J’espère que la situation à la ferme n’est pas trop difficile. sans la moisson, je ne sais pas comment tu as pu nourrir toute la famille et les bêtes. Je me demande comment vous avez fait, le père et toi, pour faire les récoltes, sans le cheval. Heureusement qu’il y a le potager de la mère et les lapins.

Avant-hier, nous avons pris d’assaut les allemands et ça n’a été que douleurs. J’ai vu mon plus cher camarade se faire achever alors qu’il mitraillait le camp adverse. Je n’ai pas pu lui dire adieu, le pauvre.

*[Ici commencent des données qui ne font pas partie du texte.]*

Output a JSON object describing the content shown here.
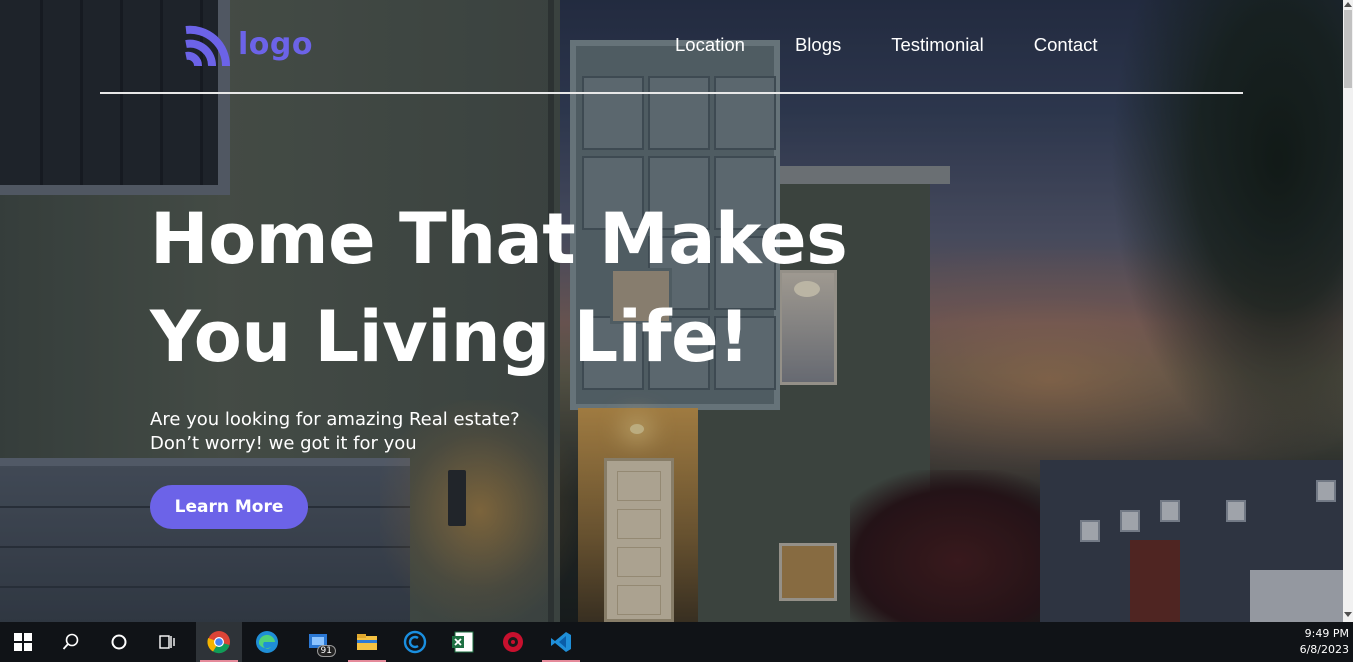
{
  "brand": {
    "logo_text": "logo",
    "accent": "#6c63e8"
  },
  "nav": {
    "items": [
      {
        "label": "Location"
      },
      {
        "label": "Blogs"
      },
      {
        "label": "Testimonial"
      },
      {
        "label": "Contact"
      }
    ]
  },
  "hero": {
    "headline_line1": "Home That Makes",
    "headline_line2": "You Living Life!",
    "subtext": "Are you looking for amazing Real estate? Don’t worry! we got it for you",
    "cta_label": "Learn More"
  },
  "taskbar": {
    "icons": [
      "windows-start-icon",
      "search-icon",
      "cortana-icon",
      "task-view-icon",
      "chrome-icon",
      "edge-icon",
      "mail-icon",
      "file-explorer-icon",
      "ccleaner-icon",
      "excel-icon",
      "app-red-icon",
      "vscode-icon"
    ],
    "mail_badge": "91",
    "time": "9:49 PM",
    "date": "6/8/2023"
  }
}
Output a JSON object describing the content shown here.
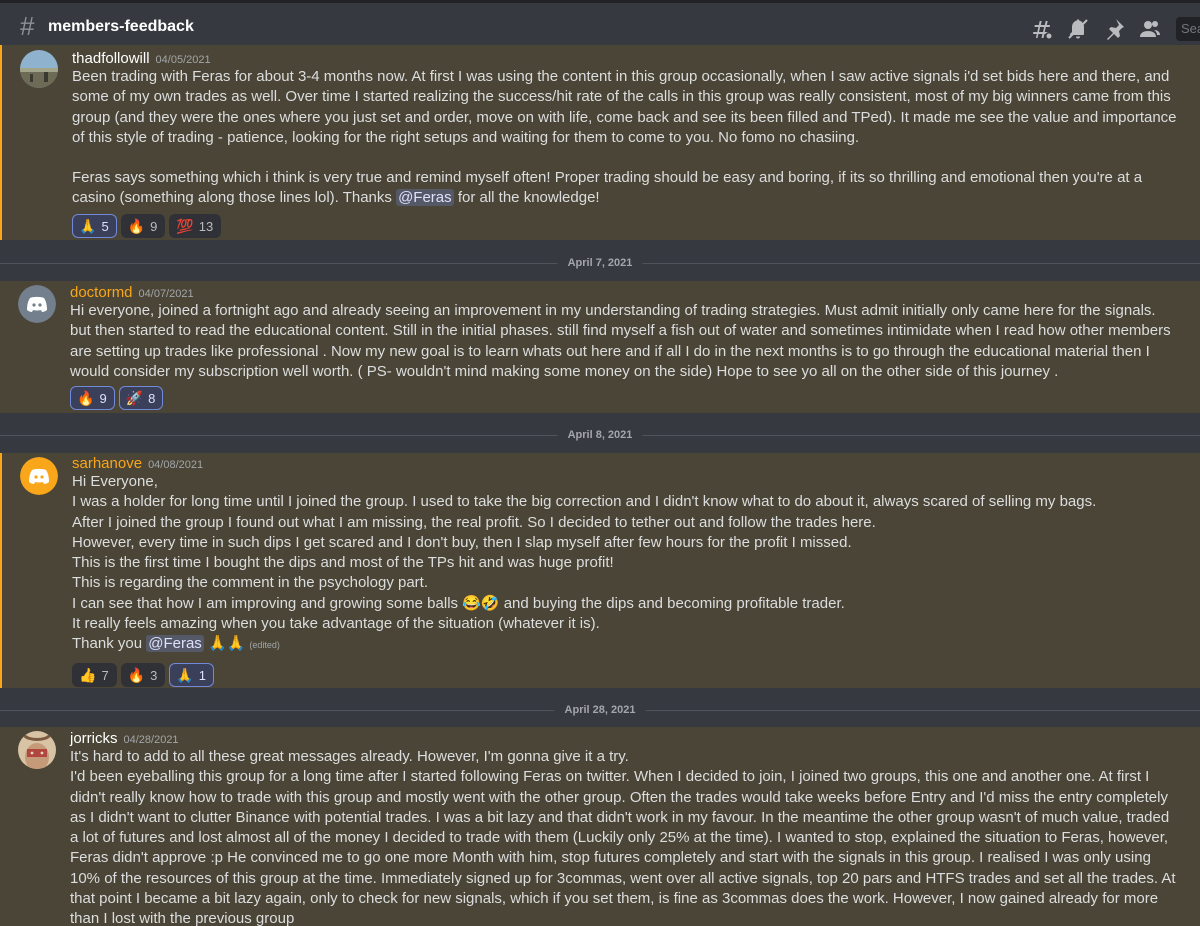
{
  "channel": {
    "name": "members-feedback",
    "search_placeholder": "Search"
  },
  "toolbar_icons": [
    "threads-icon",
    "mute-bell-icon",
    "pin-icon",
    "members-icon"
  ],
  "dividers": [
    "April 7, 2021",
    "April 8, 2021",
    "April 28, 2021"
  ],
  "messages": [
    {
      "author": "thadfollowill",
      "timestamp": "04/05/2021",
      "author_color": "#ffffff",
      "lines": [
        "Been trading with Feras for about 3-4 months now. At first I was using the content in this group occasionally, when I saw active signals i'd set bids here and there, and some of my own trades as well. Over time I started realizing the success/hit rate of the calls in this group was really consistent, most of my big winners came from this group (and they were the ones where you just set and order, move on with life, come back and see its been filled and TPed). It made me see the value and importance of this style of trading - patience, looking for the right setups and waiting for them to come to you. No fomo no chasiing.",
        "",
        "Feras says something which i think is very true and remind myself often! Proper trading should be easy and boring, if its so thrilling and emotional then you're at a casino (something along those lines lol). Thanks"
      ],
      "mention": "@Feras",
      "after_mention": " for all the knowledge!",
      "reactions": [
        {
          "emoji": "🙏",
          "count": "5",
          "me": true
        },
        {
          "emoji": "🔥",
          "count": "9",
          "me": false
        },
        {
          "emoji": "💯",
          "count": "13",
          "me": false
        }
      ]
    },
    {
      "author": "doctormd",
      "timestamp": "04/07/2021",
      "author_color": "#faa61a",
      "lines": [
        "Hi everyone, joined a fortnight ago and already seeing an improvement in my understanding of trading strategies. Must admit initially only came here for the signals. but then started to read the educational content. Still in the initial phases. still find myself a fish out of water and sometimes intimidate when I read how other members are setting up trades like professional . Now my new goal is to learn whats out here and if all I do in the next months is to go through the educational material then I would consider my subscription well worth.  ( PS- wouldn't mind making some money on the side)  Hope to see yo all on the other side of this journey ."
      ],
      "reactions": [
        {
          "emoji": "🔥",
          "count": "9",
          "me": true
        },
        {
          "emoji": "🚀",
          "count": "8",
          "me": true
        }
      ]
    },
    {
      "author": "sarhanove",
      "timestamp": "04/08/2021",
      "author_color": "#faa61a",
      "lines": [
        "Hi Everyone,",
        "I was a holder for long time until I joined the group. I used to take the big correction and I didn't know what to do about it, always scared of selling my bags.",
        "After I joined the group I found out what I am missing, the real profit. So I decided to tether out and follow the trades here.",
        "However, every time in such dips I get scared and I don't buy, then I slap myself after few hours for the profit I missed.",
        "This is the first time I bought the dips and most of the TPs hit and was huge profit!",
        "This is regarding the comment in the psychology part.",
        "I can see that how I am improving and growing some balls 😂🤣  and buying the dips and becoming profitable trader.",
        "It really feels amazing when you take advantage of the situation (whatever it is)."
      ],
      "last_prefix": "Thank you ",
      "mention": "@Feras",
      "after_mention": " 🙏🙏",
      "edited": "(edited)",
      "reactions": [
        {
          "emoji": "👍",
          "count": "7",
          "me": false
        },
        {
          "emoji": "🔥",
          "count": "3",
          "me": false
        },
        {
          "emoji": "🙏",
          "count": "1",
          "me": true
        }
      ]
    },
    {
      "author": "jorricks",
      "timestamp": "04/28/2021",
      "author_color": "#ffffff",
      "lines": [
        "It's hard to add to all these great messages already. However, I'm gonna give it a try.",
        "I'd been eyeballing this group for a long time after I started following Feras on twitter. When I decided to join, I joined two groups, this one and another one. At first I didn't really know how to trade with this group and mostly went with the other group. Often the trades would take weeks before Entry and I'd miss the entry completely as I didn't want to clutter Binance with potential trades. I was a bit lazy and that didn't work in my favour. In the meantime the other group wasn't of much value, traded a lot of futures and lost almost all of the money I decided to trade with them (Luckily only 25% at the time). I wanted to stop, explained the situation to Feras, however, Feras didn't approve :p He convinced me to go one more Month with him, stop futures completely and start with the signals in this group. I realised I was only using 10% of the resources of this group at the time. Immediately signed up for 3commas, went over all active signals, top 20 pars and HTFS trades and set all the trades. At that point I became a bit lazy again,  only to check for new signals, which if you set them, is fine as 3commas does the work. However, I now gained already for more than I lost with the previous group"
      ]
    }
  ]
}
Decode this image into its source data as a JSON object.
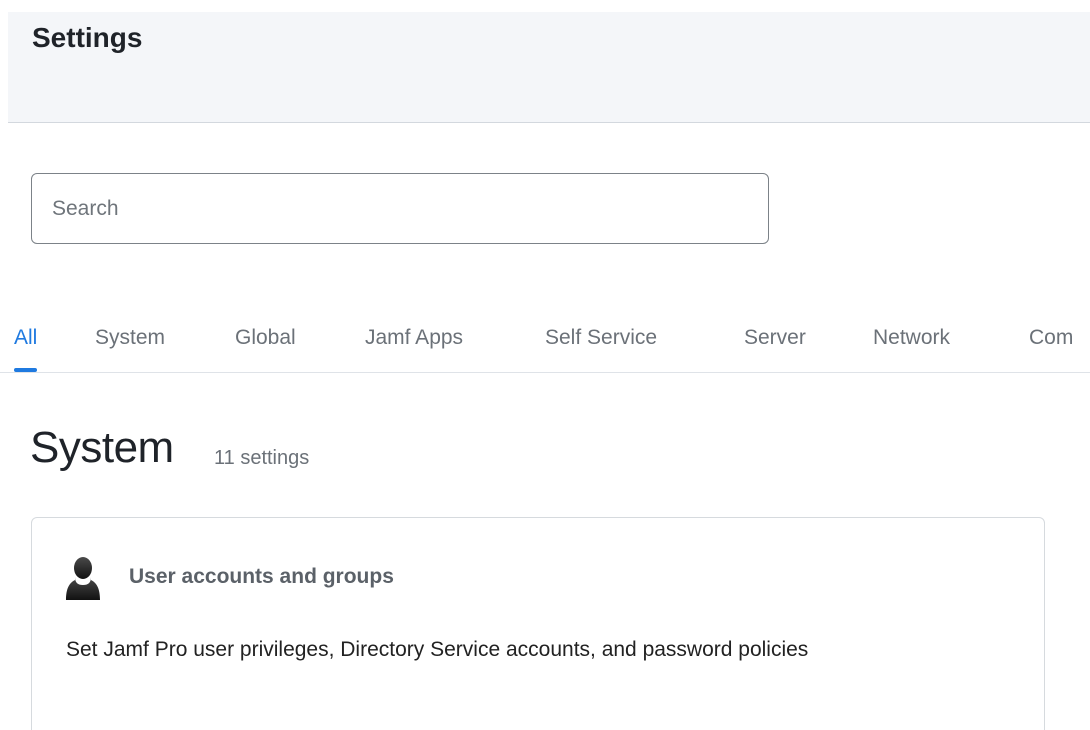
{
  "header": {
    "title": "Settings"
  },
  "search": {
    "placeholder": "Search",
    "value": ""
  },
  "tabs": [
    {
      "label": "All",
      "active": true
    },
    {
      "label": "System",
      "active": false
    },
    {
      "label": "Global",
      "active": false
    },
    {
      "label": "Jamf Apps",
      "active": false
    },
    {
      "label": "Self Service",
      "active": false
    },
    {
      "label": "Server",
      "active": false
    },
    {
      "label": "Network",
      "active": false
    },
    {
      "label": "Com",
      "active": false
    }
  ],
  "section": {
    "title": "System",
    "count": "11 settings"
  },
  "cards": [
    {
      "icon": "user-icon",
      "title": "User accounts and groups",
      "description": "Set Jamf Pro user privileges, Directory Service accounts, and password policies"
    }
  ],
  "colors": {
    "accent": "#1f7ae0",
    "header_bg": "#f4f6f9"
  }
}
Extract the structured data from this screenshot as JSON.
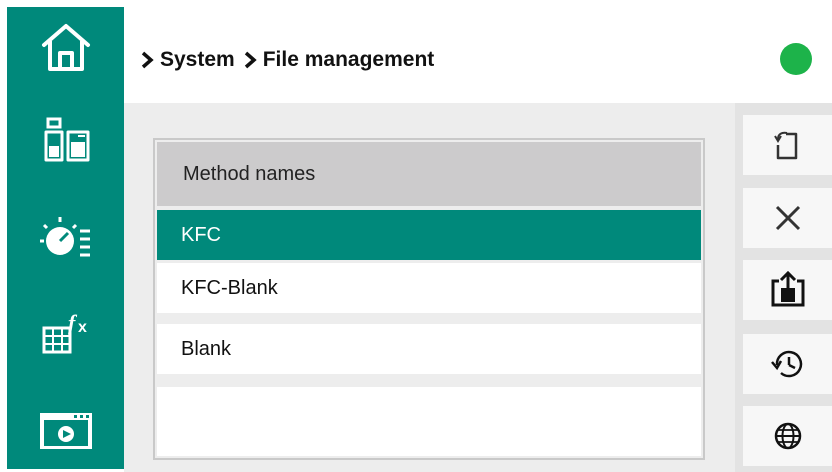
{
  "header": {
    "breadcrumb": [
      "System",
      "File management"
    ],
    "status_color": "#1db34a"
  },
  "sidebar": {
    "items": [
      {
        "icon": "home-icon"
      },
      {
        "icon": "reagent-bottles-icon"
      },
      {
        "icon": "titration-settings-icon"
      },
      {
        "icon": "formula-table-icon"
      },
      {
        "icon": "video-player-icon"
      }
    ],
    "color": "#00897b"
  },
  "list": {
    "header": "Method names",
    "rows": [
      "KFC",
      "KFC-Blank",
      "Blank",
      ""
    ],
    "selected_index": 0
  },
  "toolbar": {
    "buttons": [
      {
        "icon": "file-import-icon"
      },
      {
        "icon": "delete-icon"
      },
      {
        "icon": "export-icon"
      },
      {
        "icon": "history-icon"
      },
      {
        "icon": "globe-icon"
      }
    ]
  }
}
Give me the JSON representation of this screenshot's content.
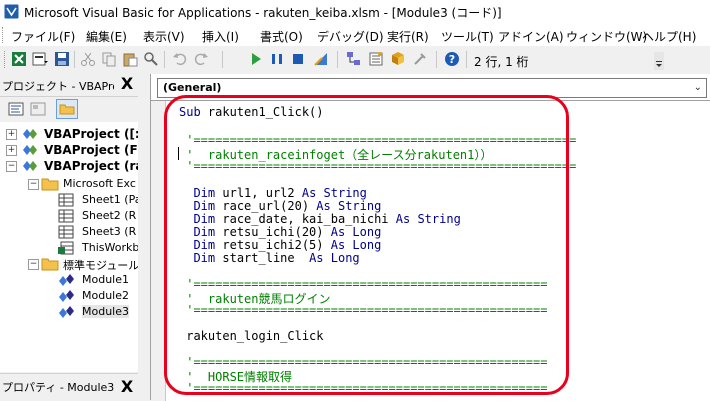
{
  "window": {
    "title": "Microsoft Visual Basic for Applications - rakuten_keiba.xlsm - [Module3 (コード)]"
  },
  "menu": [
    "ファイル(F)",
    "編集(E)",
    "表示(V)",
    "挿入(I)",
    "書式(O)",
    "デバッグ(D)",
    "実行(R)",
    "ツール(T)",
    "アドイン(A)",
    "ウィンドウ(W)",
    "ヘルプ(H)"
  ],
  "toolbar": {
    "position": "2 行, 1 桁"
  },
  "project_panel": {
    "title": "プロジェクト - VBAProject",
    "close": "X",
    "tree": [
      {
        "label": "VBAProject ([:",
        "toggle": "+",
        "bold": true
      },
      {
        "label": "VBAProject (F",
        "toggle": "+",
        "bold": true
      },
      {
        "label": "VBAProject (ra",
        "toggle": "−",
        "bold": true
      },
      {
        "label": "Microsoft Exc",
        "toggle": "−",
        "bold": false
      },
      {
        "label": "Sheet1 (Pa",
        "toggle": "",
        "bold": false
      },
      {
        "label": "Sheet2 (R",
        "toggle": "",
        "bold": false
      },
      {
        "label": "Sheet3 (R",
        "toggle": "",
        "bold": false
      },
      {
        "label": "ThisWorkb",
        "toggle": "",
        "bold": false
      },
      {
        "label": "標準モジュール",
        "toggle": "−",
        "bold": false
      },
      {
        "label": "Module1",
        "toggle": "",
        "bold": false
      },
      {
        "label": "Module2",
        "toggle": "",
        "bold": false
      },
      {
        "label": "Module3",
        "toggle": "",
        "bold": false
      }
    ]
  },
  "properties_panel": {
    "title": "プロパティ - Module3",
    "close": "X"
  },
  "code_window": {
    "object_combo": "(General)",
    "lines": [
      "Sub rakuten1_Click()",
      "",
      " '=====================================================",
      " '  rakuten_raceinfoget（全レース分rakuten1））",
      " '=====================================================",
      "",
      "  Dim url1, url2 As String",
      "  Dim race_url(20) As String",
      "  Dim race_date, kai_ba_nichi As String",
      "  Dim retsu_ichi(20) As Long",
      "  Dim retsu_ichi2(5) As Long",
      "  Dim start_line  As Long",
      "",
      " '=================================================",
      " '  rakuten競馬ログイン",
      " '=================================================",
      "",
      " rakuten_login_Click",
      "",
      " '=================================================",
      " '  HORSE情報取得",
      " '================================================="
    ]
  },
  "colors": {
    "keyword": "#00008b",
    "comment": "#008000",
    "highlight": "#e8001c"
  }
}
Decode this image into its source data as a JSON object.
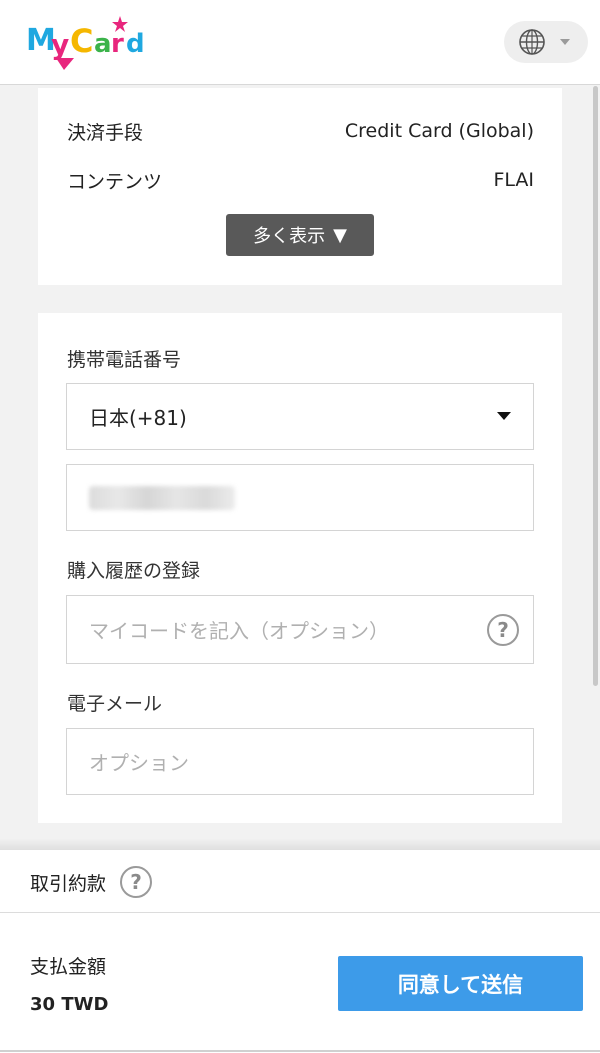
{
  "header": {
    "logo_text": "MyCard",
    "language_icon": "globe-icon",
    "language_caret_icon": "caret-down-icon"
  },
  "summary": {
    "payment_method_label": "決済手段",
    "payment_method_value": "Credit Card (Global)",
    "content_label": "コンテンツ",
    "content_value": "FLAI",
    "show_more_label": "多く表示",
    "show_more_icon": "▼"
  },
  "form": {
    "phone_label": "携帯電話番号",
    "country_select_value": "日本(+81)",
    "mycode_label": "購入履歴の登録",
    "mycode_placeholder": "マイコードを記入（オプション）",
    "email_label": "電子メール",
    "email_placeholder": "オプション"
  },
  "footer": {
    "terms_label": "取引約款",
    "amount_label": "支払金額",
    "amount_value": "30 TWD",
    "submit_label": "同意して送信"
  },
  "colors": {
    "accent": "#3d9be9",
    "dark_button": "#595959",
    "background": "#f2f2f2"
  }
}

Il avait laissé sa femme et ses cinq enfants en leur promettant de revenir libre.

Ma douce Anne, je te promets de revenir en vie à la maison. D’ici quelques semaines, la guerre sera terminée…

Je suis redescendu de première ligne hier matin et je n’ai qu’une envie, c’est de me laver. Les tranchées sentent la mort et je suis plein de sang, celui de mes compagnons. Sans parler de la boue au fond des tranchées, dans laquelle on s’enfonce jusqu’aux mollets et qui nous refroidit les doigts de pieds.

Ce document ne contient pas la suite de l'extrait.